Personally i have always wondered what made CEO’s so successful, and able to juggle a million tasks at once. I was looking for that magic potion that they drink that made them do invincible! Until I came across an article that cited that the number one skill that Entrepreneurs and CEOs value was time management! It is the secret sauce, the thing that makes them tick! But saying that you want to be good at time management and actually being good at it are two completely different things!
To manage your time efficiently, there a multitude of theories out there that attempt to outline the perfect method for time management! From the Eisenhower time management matrix all the way onto the Pomodoro technique! In my personal opinion the ultimate time management system is one that incorporates both systems into one rather perfect system.
For beginners i recommend the Pomodoro technique. The Pomodoro technique is a time management method developed in the late 1980s by Francesco Cirillo. It was named so because Francesco was using a tomato shaped kitchen timer at the time. The concept is simple:
- Set up a list of things that you need accomplished during the day.
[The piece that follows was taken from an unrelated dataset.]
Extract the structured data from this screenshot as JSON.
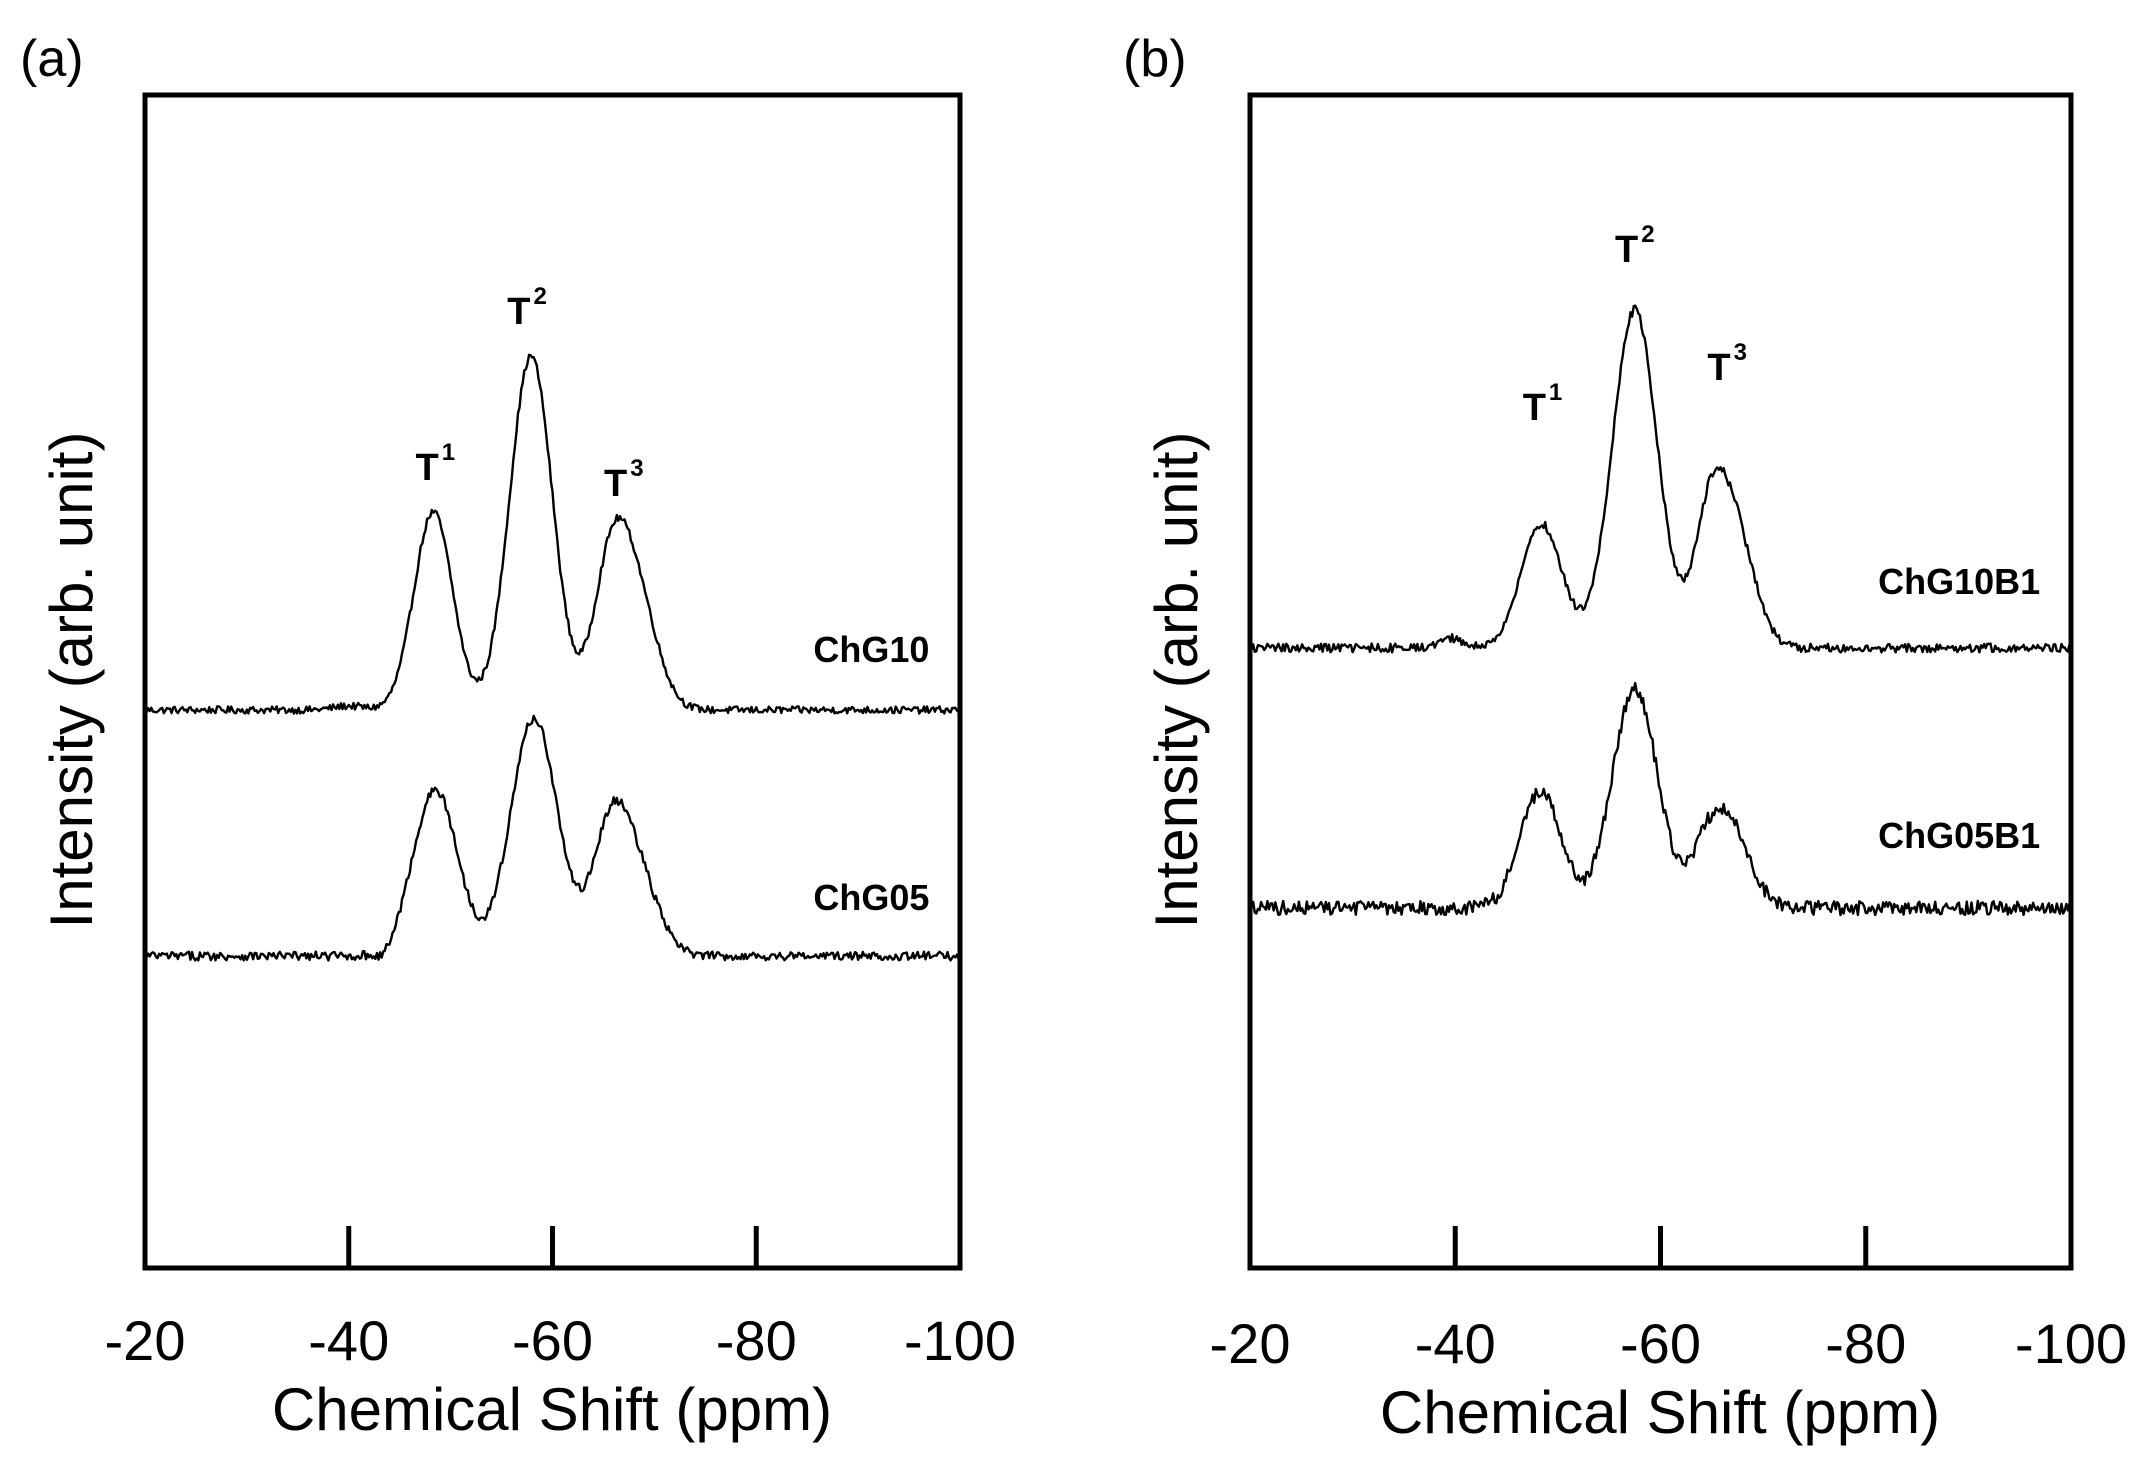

- Break down the list items into tasks.
- Assign a time frame for each task (no more than 30 minutes)
- Set up the timer and start tackling the tasks on the list
- Every time the timer rings take a short break (no more than 5 mins)
- Every 4 short breaks take a long break (10 – 15mins long)
- Repeat until you cross out all items on your list!
The theory behind this technique is simple. Our brains function at their highest capacity when they are fully rested. Therefore these frequent breaks will help keep the brain fresh and up to the task at hand! It takes some practice to get used to. but the key is discipline and persistence. Soon you will be working to the rhythm of the Pomodoro technique like clockwork!